3. La condamnation de l’approche restrictive de la notion de pouvoir de négociation de l’agent commercial.
Par un jugement en date du 19 décembre 2018, le Tribunal de commerce de Paris a transmis à la CJUE la question préjudicielle suivante :
« L’article 1er, paragraphe 2 de la directive (n°86/853/CEE susvisée) doit-il être interprété en ce sens (…) qu’un intermédiaire indépendant, agissant en tant que mandataire au nom et pour le compte de son mandant, qui n’a pas le pouvoir de modifier les tarifs et conditions contractuels des contrats de vente de son commettant, n’est pas chargé de négocier lesdits contrats au sens de cet article et ne pourrait par voie de conséquence être qualifié d’agent commercial et bénéficier du statut prévu par la directive ? »

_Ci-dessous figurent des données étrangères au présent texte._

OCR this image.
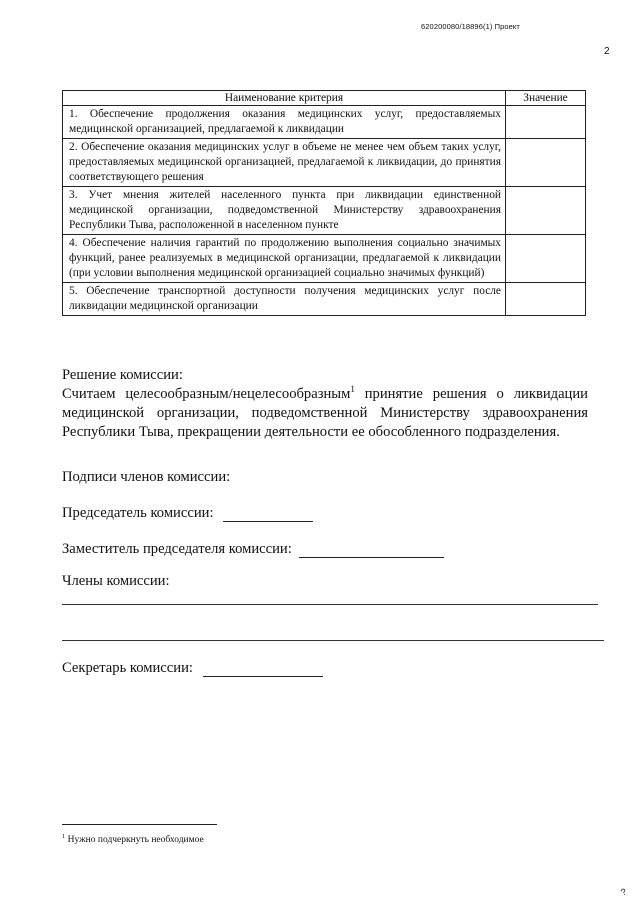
620200080/18896(1) Проект
2
Наименование критерия	Значение
1. Обеспечение продолжения оказания медицинских услуг, предоставляемых медицинской организацией, предлагаемой к ликвидации	
2. Обеспечение оказания медицинских услуг в объеме не менее чем объем таких услуг, предоставляемых медицинской организацией, предлагаемой к ликвидации, до принятия соответствующего решения	
3. Учет мнения жителей населенного пункта при ликвидации единственной медицинской организации, подведомственной Министерству здравоохранения Республики Тыва, расположенной в населенном пункте	
4. Обеспечение наличия гарантий по продолжению выполнения социально значимых функций, ранее реализуемых в медицинской организации, предлагаемой к ликвидации (при условии выполнения медицинской организацией социально значимых функций)	
5. Обеспечение транспортной доступности получения медицинских услуг после ликвидации медицинской организации	

Решение комиссии:

Считаем целесообразным/нецелесообразным$^1$ принятие решения о ликвидации медицинской организации, подведомственной Министерству здравоохранения Республики Тыва, прекращении деятельности ее обособленного подразделения.

Подписи членов комиссии:
Председатель комиссии:
Заместитель председателя комиссии:
Члены комиссии:
Секретарь комиссии:
$^1$ Нужно подчеркнуть необходимое
?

Dans son arrêt en date du 4 juin 2020 [5], la CJUE a apporté une réponse négative à cette question en considérant qu’
« une personne ne doit pas nécessairement disposer de la faculté de modifier les prix des marchandises dont elle assure la vente pour le compte du commettant pour être qualifiée d’agent commercial, au sens de cette disposition ».
Cette nécessaire clarification du pouvoir de négociation de l’agent commercial consacre une interprétation large et extensive de cette notion, dans le sens de l’action de l’intermédiaire consistant à proposer l’adhésion à un contrat au nom et pour le compte de son mandant.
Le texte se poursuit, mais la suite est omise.